FRENCH GOVERNMENT FACES NO-CONFIDENCE VOTE
France's Socialist government will face later today a vote of no-confidence that was brought about by its forcing through of a controversial labor reform without a parliamentary vote. Though the government will likely survive the no-confidence vote, the political crisis is likely to extend the damage to President François Hollande, PM Manuel Valls and the ruling Socialist Party, RFI notes. Strikes and demonstrations are also planned for today, and a rail union is calling on workers to go on strike every Wednesday and Thursday for the coming weeks.

$1.5 MILLION
French police are reportedly investigating a suspicious $1.5 million payment made by the Tokyo 2020 Olympic bid, or people "acting on their behalf," during Japan's successful candidacy to hold the event, The Guardian reports. Tokyo Olympic organizers denied any knowledge of such payment.

— WORLDCRUNCH-TO-GO
Writing in Colombian newspaper El Espectador, journalist Jesus Mesa tells the gripping story of how one illiterate Peruvian farmer faced down a U.S.-based mining firm to save her home and a local lake. "Máxima Acuña didn't set out to be a symbol of resistance. Nor did she seek the kind of international recognition that comes with winning a Goldman Environmental Prize, as she did last week. All she wanted to do was save her home and stop a pair of mining firms from turning her local lake into a toxic dump.
"I am poor and illiterate, but I know our lake and mountains are our real treasure. And I'll fight so that the Conga project doesn't destroy them," says Acuña, a Peruvian subsistence farmer who has engaged in a David vs. Goliath struggle against the Colorado-based Newport Mining Corporation and its Peruvian partner, Buenaventura."
Read the full article: Lady Of The Blue Lake, Peru's Unlikely Environmental Hero.

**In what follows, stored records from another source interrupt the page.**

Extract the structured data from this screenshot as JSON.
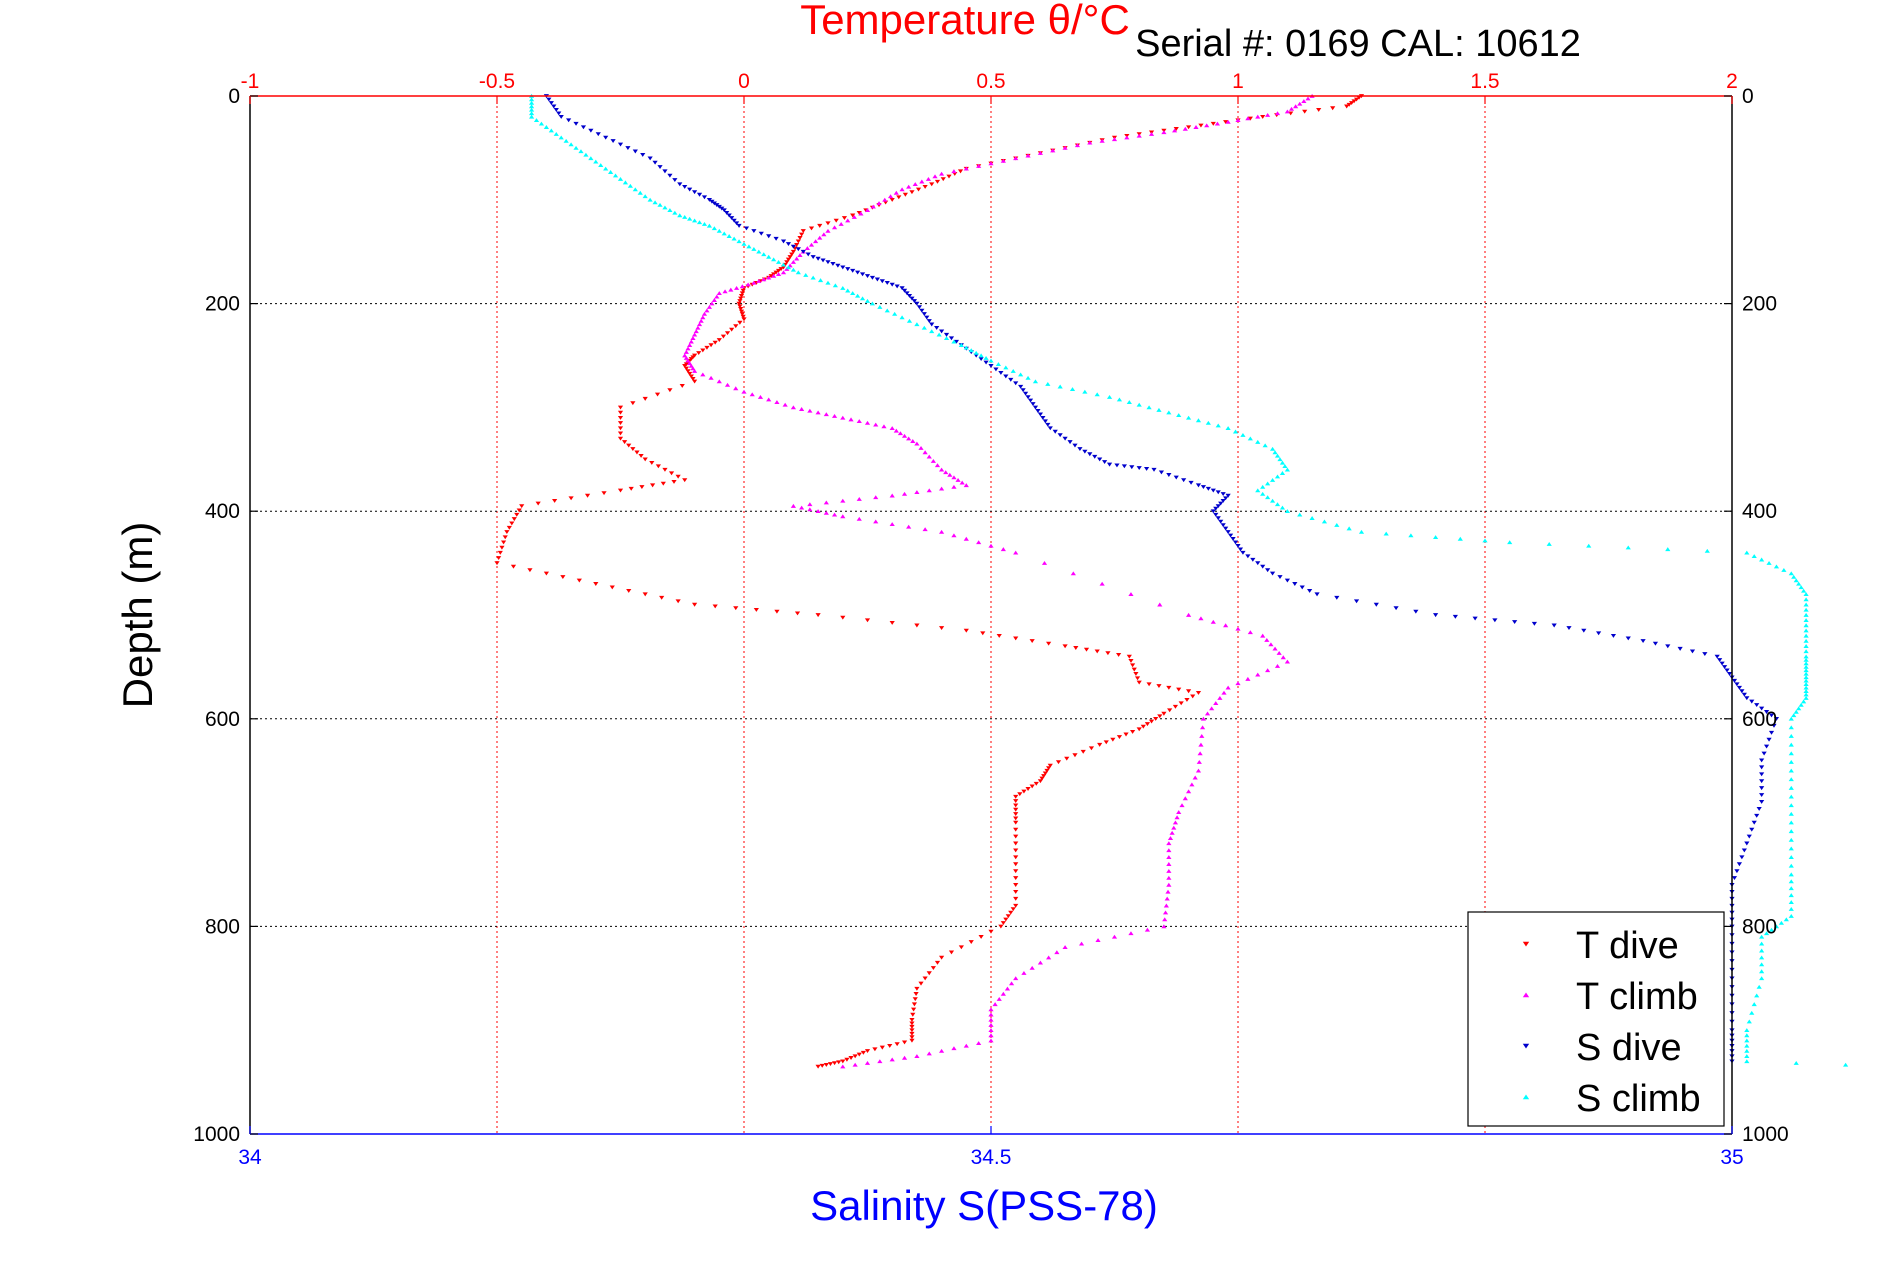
{
  "chart_data": {
    "type": "scatter",
    "title": "Temperature θ/°C",
    "subtitle": "Serial #: 0169 CAL: 10612",
    "ylabel": "Depth (m)",
    "xlabel_bottom": "Salinity S(PSS-78)",
    "xlabel_top": "Temperature θ/°C",
    "ylim": [
      0,
      1000
    ],
    "y_reversed": true,
    "x_top_lim": [
      -1,
      2
    ],
    "x_bottom_lim": [
      34,
      35
    ],
    "y_ticks": [
      0,
      200,
      400,
      600,
      800,
      1000
    ],
    "x_top_ticks": [
      -1,
      -0.5,
      0,
      0.5,
      1,
      1.5,
      2
    ],
    "x_bottom_ticks": [
      34,
      34.5,
      35
    ],
    "y_tick_labels": [
      "0",
      "200",
      "400",
      "600",
      "800",
      "1000"
    ],
    "x_top_tick_labels": [
      "-1",
      "-0.5",
      "0",
      "0.5",
      "1",
      "1.5",
      "2"
    ],
    "x_bottom_tick_labels": [
      "34",
      "34.5",
      "35"
    ],
    "grid": true,
    "legend_position": "bottom-right",
    "colors": {
      "temperature_axis": "#ff0000",
      "salinity_axis": "#0000ff",
      "text": "#000000"
    },
    "series": [
      {
        "name": "T dive",
        "axis": "temperature",
        "color": "#ff0000",
        "marker": "triangle-down",
        "points": [
          [
            1.25,
            0
          ],
          [
            1.22,
            10
          ],
          [
            1.05,
            20
          ],
          [
            0.9,
            30
          ],
          [
            0.75,
            40
          ],
          [
            0.6,
            55
          ],
          [
            0.45,
            70
          ],
          [
            0.38,
            85
          ],
          [
            0.3,
            100
          ],
          [
            0.22,
            115
          ],
          [
            0.12,
            130
          ],
          [
            0.1,
            150
          ],
          [
            0.08,
            165
          ],
          [
            0.05,
            175
          ],
          [
            0.0,
            185
          ],
          [
            -0.01,
            200
          ],
          [
            0.0,
            215
          ],
          [
            -0.05,
            235
          ],
          [
            -0.1,
            250
          ],
          [
            -0.12,
            260
          ],
          [
            -0.1,
            275
          ],
          [
            -0.25,
            300
          ],
          [
            -0.25,
            330
          ],
          [
            -0.2,
            350
          ],
          [
            -0.12,
            370
          ],
          [
            -0.25,
            380
          ],
          [
            -0.45,
            395
          ],
          [
            -0.48,
            420
          ],
          [
            -0.5,
            450
          ],
          [
            -0.3,
            470
          ],
          [
            -0.1,
            490
          ],
          [
            0.15,
            500
          ],
          [
            0.45,
            515
          ],
          [
            0.65,
            530
          ],
          [
            0.78,
            540
          ],
          [
            0.8,
            565
          ],
          [
            0.92,
            575
          ],
          [
            0.85,
            595
          ],
          [
            0.8,
            610
          ],
          [
            0.72,
            625
          ],
          [
            0.62,
            645
          ],
          [
            0.6,
            660
          ],
          [
            0.55,
            675
          ],
          [
            0.55,
            700
          ],
          [
            0.55,
            740
          ],
          [
            0.55,
            780
          ],
          [
            0.52,
            800
          ],
          [
            0.4,
            830
          ],
          [
            0.35,
            860
          ],
          [
            0.34,
            890
          ],
          [
            0.34,
            910
          ],
          [
            0.25,
            920
          ],
          [
            0.2,
            930
          ],
          [
            0.15,
            935
          ]
        ]
      },
      {
        "name": "T climb",
        "axis": "temperature",
        "color": "#ff00ff",
        "marker": "triangle-up",
        "points": [
          [
            1.15,
            0
          ],
          [
            1.1,
            15
          ],
          [
            0.98,
            25
          ],
          [
            0.85,
            35
          ],
          [
            0.7,
            45
          ],
          [
            0.55,
            60
          ],
          [
            0.4,
            75
          ],
          [
            0.32,
            90
          ],
          [
            0.25,
            110
          ],
          [
            0.17,
            130
          ],
          [
            0.12,
            150
          ],
          [
            0.08,
            170
          ],
          [
            0.02,
            180
          ],
          [
            -0.05,
            190
          ],
          [
            -0.08,
            210
          ],
          [
            -0.1,
            230
          ],
          [
            -0.12,
            250
          ],
          [
            -0.1,
            265
          ],
          [
            0.0,
            285
          ],
          [
            0.1,
            300
          ],
          [
            0.2,
            310
          ],
          [
            0.3,
            320
          ],
          [
            0.35,
            335
          ],
          [
            0.4,
            360
          ],
          [
            0.45,
            375
          ],
          [
            0.3,
            385
          ],
          [
            0.1,
            395
          ],
          [
            0.2,
            405
          ],
          [
            0.4,
            420
          ],
          [
            0.55,
            440
          ],
          [
            0.9,
            500
          ],
          [
            1.05,
            520
          ],
          [
            1.1,
            545
          ],
          [
            0.98,
            570
          ],
          [
            0.93,
            600
          ],
          [
            0.92,
            650
          ],
          [
            0.88,
            690
          ],
          [
            0.86,
            720
          ],
          [
            0.86,
            760
          ],
          [
            0.85,
            800
          ],
          [
            0.65,
            820
          ],
          [
            0.55,
            850
          ],
          [
            0.5,
            880
          ],
          [
            0.5,
            910
          ],
          [
            0.35,
            925
          ],
          [
            0.2,
            935
          ]
        ]
      },
      {
        "name": "S dive",
        "axis": "salinity",
        "color": "#0000cc",
        "marker": "triangle-down",
        "points": [
          [
            34.2,
            0
          ],
          [
            34.21,
            20
          ],
          [
            34.24,
            40
          ],
          [
            34.27,
            60
          ],
          [
            34.29,
            85
          ],
          [
            34.31,
            100
          ],
          [
            34.32,
            110
          ],
          [
            34.33,
            125
          ],
          [
            34.36,
            140
          ],
          [
            34.38,
            155
          ],
          [
            34.4,
            165
          ],
          [
            34.42,
            175
          ],
          [
            34.44,
            185
          ],
          [
            34.45,
            200
          ],
          [
            34.46,
            220
          ],
          [
            34.48,
            240
          ],
          [
            34.5,
            260
          ],
          [
            34.52,
            280
          ],
          [
            34.53,
            300
          ],
          [
            34.54,
            320
          ],
          [
            34.56,
            340
          ],
          [
            34.58,
            355
          ],
          [
            34.61,
            360
          ],
          [
            34.64,
            375
          ],
          [
            34.66,
            385
          ],
          [
            34.65,
            400
          ],
          [
            34.66,
            420
          ],
          [
            34.67,
            440
          ],
          [
            34.69,
            460
          ],
          [
            34.72,
            480
          ],
          [
            34.8,
            500
          ],
          [
            34.88,
            510
          ],
          [
            34.94,
            525
          ],
          [
            34.99,
            540
          ],
          [
            35.0,
            560
          ],
          [
            35.01,
            580
          ],
          [
            35.03,
            600
          ],
          [
            35.02,
            640
          ],
          [
            35.02,
            680
          ],
          [
            35.01,
            720
          ],
          [
            35.0,
            760
          ],
          [
            35.0,
            800
          ],
          [
            35.0,
            850
          ],
          [
            35.0,
            900
          ],
          [
            35.0,
            930
          ]
        ]
      },
      {
        "name": "S climb",
        "axis": "salinity",
        "color": "#00ffff",
        "marker": "triangle-up",
        "points": [
          [
            34.19,
            0
          ],
          [
            34.19,
            20
          ],
          [
            34.21,
            40
          ],
          [
            34.23,
            60
          ],
          [
            34.25,
            80
          ],
          [
            34.27,
            100
          ],
          [
            34.29,
            115
          ],
          [
            34.31,
            125
          ],
          [
            34.33,
            140
          ],
          [
            34.35,
            155
          ],
          [
            34.37,
            170
          ],
          [
            34.4,
            185
          ],
          [
            34.42,
            200
          ],
          [
            34.45,
            220
          ],
          [
            34.48,
            240
          ],
          [
            34.5,
            255
          ],
          [
            34.53,
            275
          ],
          [
            34.58,
            290
          ],
          [
            34.62,
            305
          ],
          [
            34.66,
            320
          ],
          [
            34.69,
            340
          ],
          [
            34.7,
            360
          ],
          [
            34.68,
            380
          ],
          [
            34.7,
            400
          ],
          [
            34.75,
            420
          ],
          [
            34.85,
            430
          ],
          [
            35.01,
            440
          ],
          [
            35.04,
            460
          ],
          [
            35.05,
            480
          ],
          [
            35.05,
            510
          ],
          [
            35.05,
            540
          ],
          [
            35.05,
            560
          ],
          [
            35.05,
            580
          ],
          [
            35.04,
            600
          ],
          [
            35.04,
            650
          ],
          [
            35.04,
            700
          ],
          [
            35.04,
            750
          ],
          [
            35.04,
            790
          ],
          [
            35.02,
            810
          ],
          [
            35.02,
            850
          ],
          [
            35.01,
            900
          ],
          [
            35.01,
            930
          ],
          [
            35.21,
            940
          ]
        ]
      }
    ]
  }
}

DEBRIS "ALMOST CERTAINLY" FROM MH370
Two pieces of debris, discovered recently in South Africa and Mauritius, "almost certainly" belong to the Malaysia Airlines flight MH370 that mysteriously went missing on March 8, 2015, Malaysian Transport Minister Liow Tiong Lai told reporters.

VERBATIM
"The West in modern times has risen to the top and created a brilliant civilisation, but their media is full of reckless 'gossip fiends' who bare their fangs and brandish their claws and are very narcissistic, retaining the bad manners of 'barbarians'." That's how the Chinese Communist Party's mouthpiece Global Times responded to media coverage of Queen Elizabeth's gaffe about "very rude" Chinese. More in English from AFP.

— MORE STORIES, EXCLUSIVELY IN ENGLISH BY WORLDCRUNCH


AN INDIAN PRAYER FOR TRUMP
An anti-Islam group in India held special prayers yesterday in support of Donald Trump, "the only savior of mankind" against the rise of Islamic militancy.